It is Equation C.5 from https://www.seas.upenn.edu/~cis520/papers/bishop_appendix_C.pdf
I tried right multiply both sides with $(BPB^T + R)$, but not sure how to continue from there.

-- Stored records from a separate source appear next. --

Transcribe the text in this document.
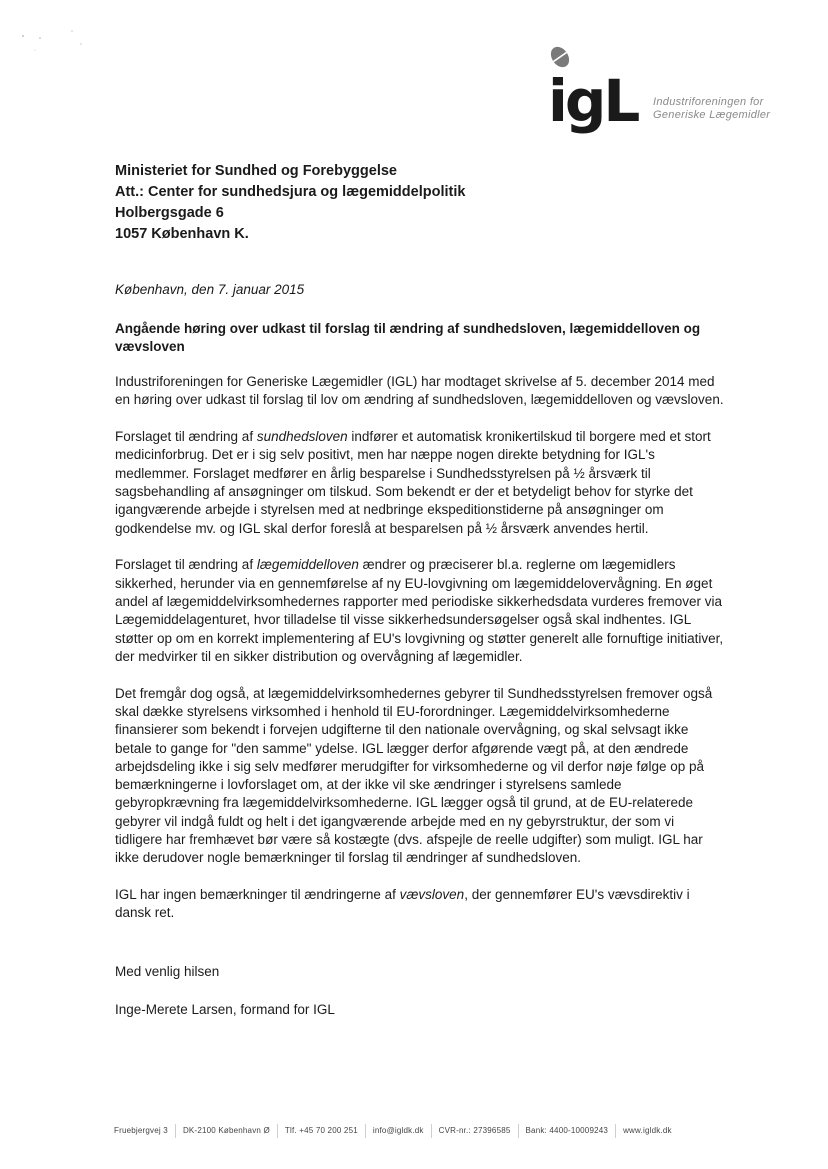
igL Industriforeningen for
Generiske Lægemidler
Ministeriet for Sundhed og Forebyggelse
Att.: Center for sundhedsjura og lægemiddelpolitik
Holbergsgade 6
1057 København K.
København, den 7. januar 2015
Angående høring over udkast til forslag til ændring af sundhedsloven, lægemiddelloven og vævsloven

Industriforeningen for Generiske Lægemidler (IGL) har modtaget skrivelse af 5. december 2014 med en høring over udkast til forslag til lov om ændring af sundhedsloven, lægemiddelloven og vævsloven.

Forslaget til ændring af sundhedsloven indfører et automatisk kronikertilskud til borgere med et stort medicinforbrug. Det er i sig selv positivt, men har næppe nogen direkte betydning for IGL's medlemmer. Forslaget medfører en årlig besparelse i Sundhedsstyrelsen på ½ årsværk til sagsbehandling af ansøgninger om tilskud. Som bekendt er der et betydeligt behov for styrke det igangværende arbejde i styrelsen med at nedbringe ekspeditionstiderne på ansøgninger om godkendelse mv. og IGL skal derfor foreslå at besparelsen på ½ årsværk anvendes hertil.

Forslaget til ændring af lægemiddelloven ændrer og præciserer bl.a. reglerne om lægemidlers sikkerhed, herunder via en gennemførelse af ny EU-lovgivning om lægemiddelovervågning. En øget andel af lægemiddelvirksomhedernes rapporter med periodiske sikkerhedsdata vurderes fremover via Lægemiddelagenturet, hvor tilladelse til visse sikkerhedsundersøgelser også skal indhentes. IGL støtter op om en korrekt implementering af EU's lovgivning og støtter generelt alle fornuftige initiativer, der medvirker til en sikker distribution og overvågning af lægemidler.

Det fremgår dog også, at lægemiddelvirksomhedernes gebyrer til Sundhedsstyrelsen fremover også skal dække styrelsens virksomhed i henhold til EU-forordninger. Lægemiddelvirksomhederne finansierer som bekendt i forvejen udgifterne til den nationale overvågning, og skal selvsagt ikke betale to gange for "den samme" ydelse. IGL lægger derfor afgørende vægt på, at den ændrede arbejdsdeling ikke i sig selv medfører merudgifter for virksomhederne og vil derfor nøje følge op på bemærkningerne i lovforslaget om, at der ikke vil ske ændringer i styrelsens samlede gebyropkrævning fra lægemiddelvirksomhederne. IGL lægger også til grund, at de EU-relaterede gebyrer vil indgå fuldt og helt i det igangværende arbejde med en ny gebyrstruktur, der som vi tidligere har fremhævet bør være så kostægte (dvs. afspejle de reelle udgifter) som muligt. IGL har ikke derudover nogle bemærkninger til forslag til ændringer af sundhedsloven.

IGL har ingen bemærkninger til ændringerne af vævsloven, der gennemfører EU's vævsdirektiv i dansk ret.

Med venlig hilsen
Inge-Merete Larsen, formand for IGL
Fruebjergvej 3	DK-2100 København Ø	Tlf. +45 70 200 251	info@igldk.dk	CVR-nr.: 27396585	Bank: 4400-10009243	www.igldk.dk
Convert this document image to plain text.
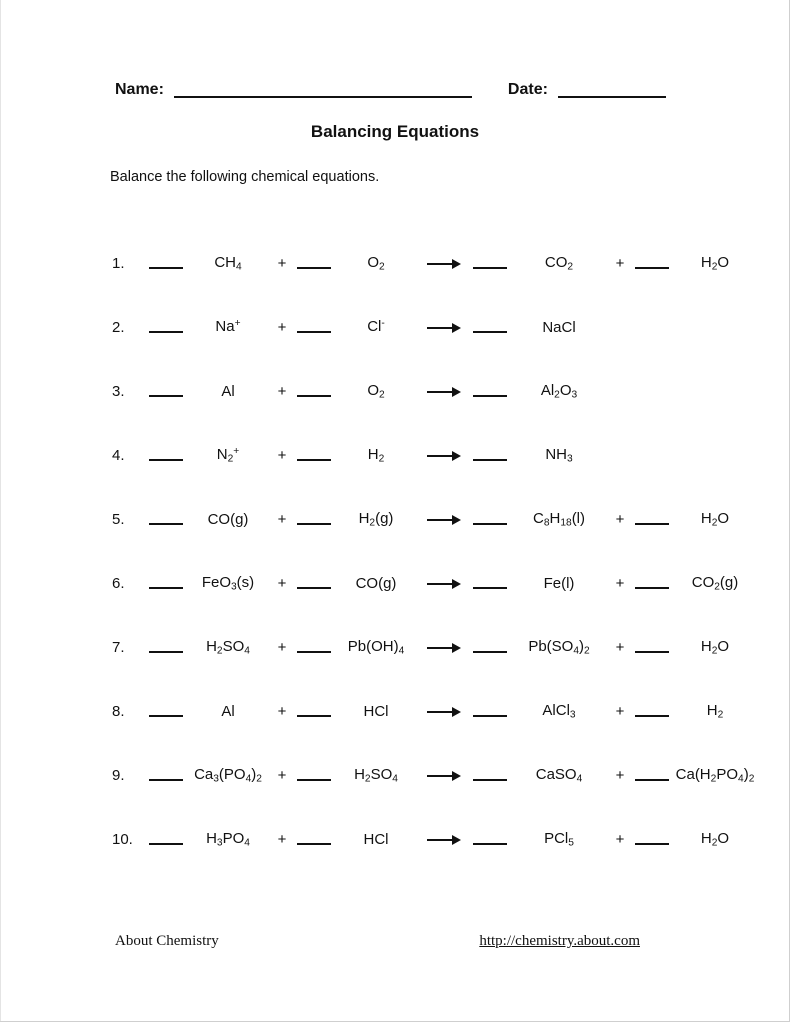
Name:	Date:
Balancing Equations
Balance the following chemical equations.
1.	$CH_4$	+	$O_2$	$CO_2$	+	$H_2O$
2.	Na+	+	Cl-	NaCl
3.	Al	+	$O_2$	$Al_2O_3$
4.	$N_2^+$	+	$H_2$	$NH_3$
5.	CO(g)	+	$H_2(g)$	$C_8H_{18}(l)$	+	$H_2O$
6.	FeO$_3$(s)	+	CO(g)	Fe(l)	+	$CO_2(g)$
7.	$H_2SO_4$	+	$Pb(OH)_4$	$Pb(SO_4)_2$	+	$H_2O$
8.	Al	+	HCl	AlCl$_3$	+	$H_2$
9.	$Ca_3(PO_4)_2$	+	$H_2SO_4$	CaSO$_4$	+	$Ca(H_2PO_4)_2$
10.	$H_3PO_4$	+	HCl	PCl$_5$	+	$H_2O$
About Chemistry	http://chemistry.about.com
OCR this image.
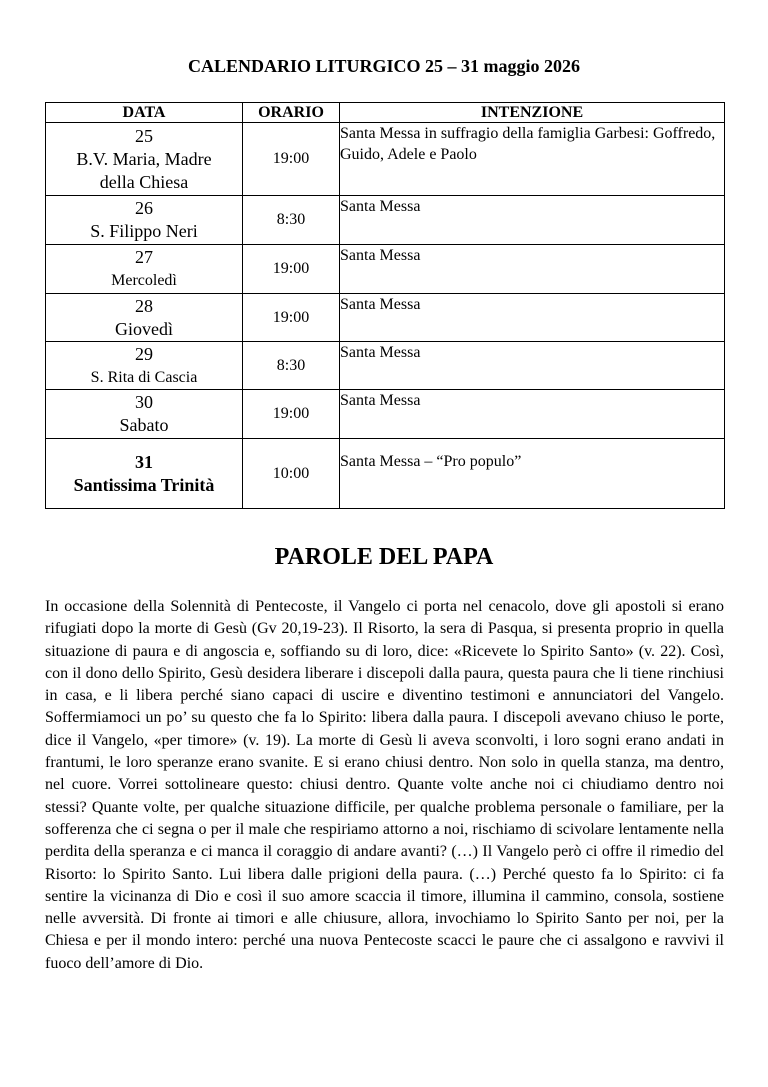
CALENDARIO LITURGICO 25 – 31 maggio 2026
DATA	ORARIO	INTENZIONE

25
B.V. Maria, Madre
della Chiesa	19:00	Santa Messa in suffragio della famiglia Garbesi: Goffredo, Guido, Adele e Paolo

26
S. Filippo Neri	8:30	Santa Messa

27
Mercoledì	19:00	Santa Messa

28
Giovedì	19:00	Santa Messa

29
S. Rita di Cascia	8:30	Santa Messa

30
Sabato	19:00	Santa Messa

31
Santissima Trinità	10:00	Santa Messa – “Pro populo”
PAROLE DEL PAPA

In occasione della Solennità di Pentecoste, il Vangelo ci porta nel cenacolo, dove gli apostoli si erano rifugiati dopo la morte di Gesù (Gv 20,19-23). Il Risorto, la sera di Pasqua, si presenta proprio in quella situazione di paura e di angoscia e, soffiando su di loro, dice: «Ricevete lo Spirito Santo» (v. 22). Così, con il dono dello Spirito, Gesù desidera liberare i discepoli dalla paura, questa paura che li tiene rinchiusi in casa, e li libera perché siano capaci di uscire e diventino testimoni e annunciatori del Vangelo. Soffermiamoci un po’ su questo che fa lo Spirito: libera dalla paura. I discepoli avevano chiuso le porte, dice il Vangelo, «per timore» (v. 19). La morte di Gesù li aveva sconvolti, i loro sogni erano andati in frantumi, le loro speranze erano svanite. E si erano chiusi dentro. Non solo in quella stanza, ma dentro, nel cuore. Vorrei sottolineare questo: chiusi dentro. Quante volte anche noi ci chiudiamo dentro noi stessi? Quante volte, per qualche situazione difficile, per qualche problema personale o familiare, per la sofferenza che ci segna o per il male che respiriamo attorno a noi, rischiamo di scivolare lentamente nella perdita della speranza e ci manca il coraggio di andare avanti? (…) Il Vangelo però ci offre il rimedio del Risorto: lo Spirito Santo. Lui libera dalle prigioni della paura. (…) Perché questo fa lo Spirito: ci fa sentire la vicinanza di Dio e così il suo amore scaccia il timore, illumina il cammino, consola, sostiene nelle avversità. Di fronte ai timori e alle chiusure, allora, invochiamo lo Spirito Santo per noi, per la Chiesa e per il mondo intero: perché una nuova Pentecoste scacci le paure che ci assalgono e ravvivi il fuoco dell’amore di Dio.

Prove $(P^{-1} + B^T R^{-1} B)^{-1} B^T R^{-1} = PB^T(BPB^T + R)^{-1}$
linear algebramatrix inverse
Best Answer
We have: \begin{align*} (P^{-1}+B^TR^{-1}B)^{-1}B^TR^{-1}&=PB^T(BPB^T+R)^{-1}\\ (P^{-1}+B^TR^{-1}B)^{-1}B^TR^{-1}(BPB^T+R)&=PB^T(BPB^T+R)^{-1}(BPB^T+R)\\ (P^{-1}+B^TR^{-1}B)^{-1}(B^TR^{-1}BPB^T+B^TR^{-1}R)&=PB^TI\\ (P^{-1}+B^TR^{-1}B)^{-1}(B^TR^{-1}BPB^T+B^T)&=PB^T\\ (P^{-1}+B^TR^{-1}B)^{-1}(B^TR^{-1}BPB^T+P^{-1}PB^T)&=PB^T\\ (P^{-1}+B^TR^{-1}B)^{-1}(B^TR^{-1}B+P^{-1})PB^T&=PB^T\\ IPB^T&=PB^T, \end{align*} which checks out.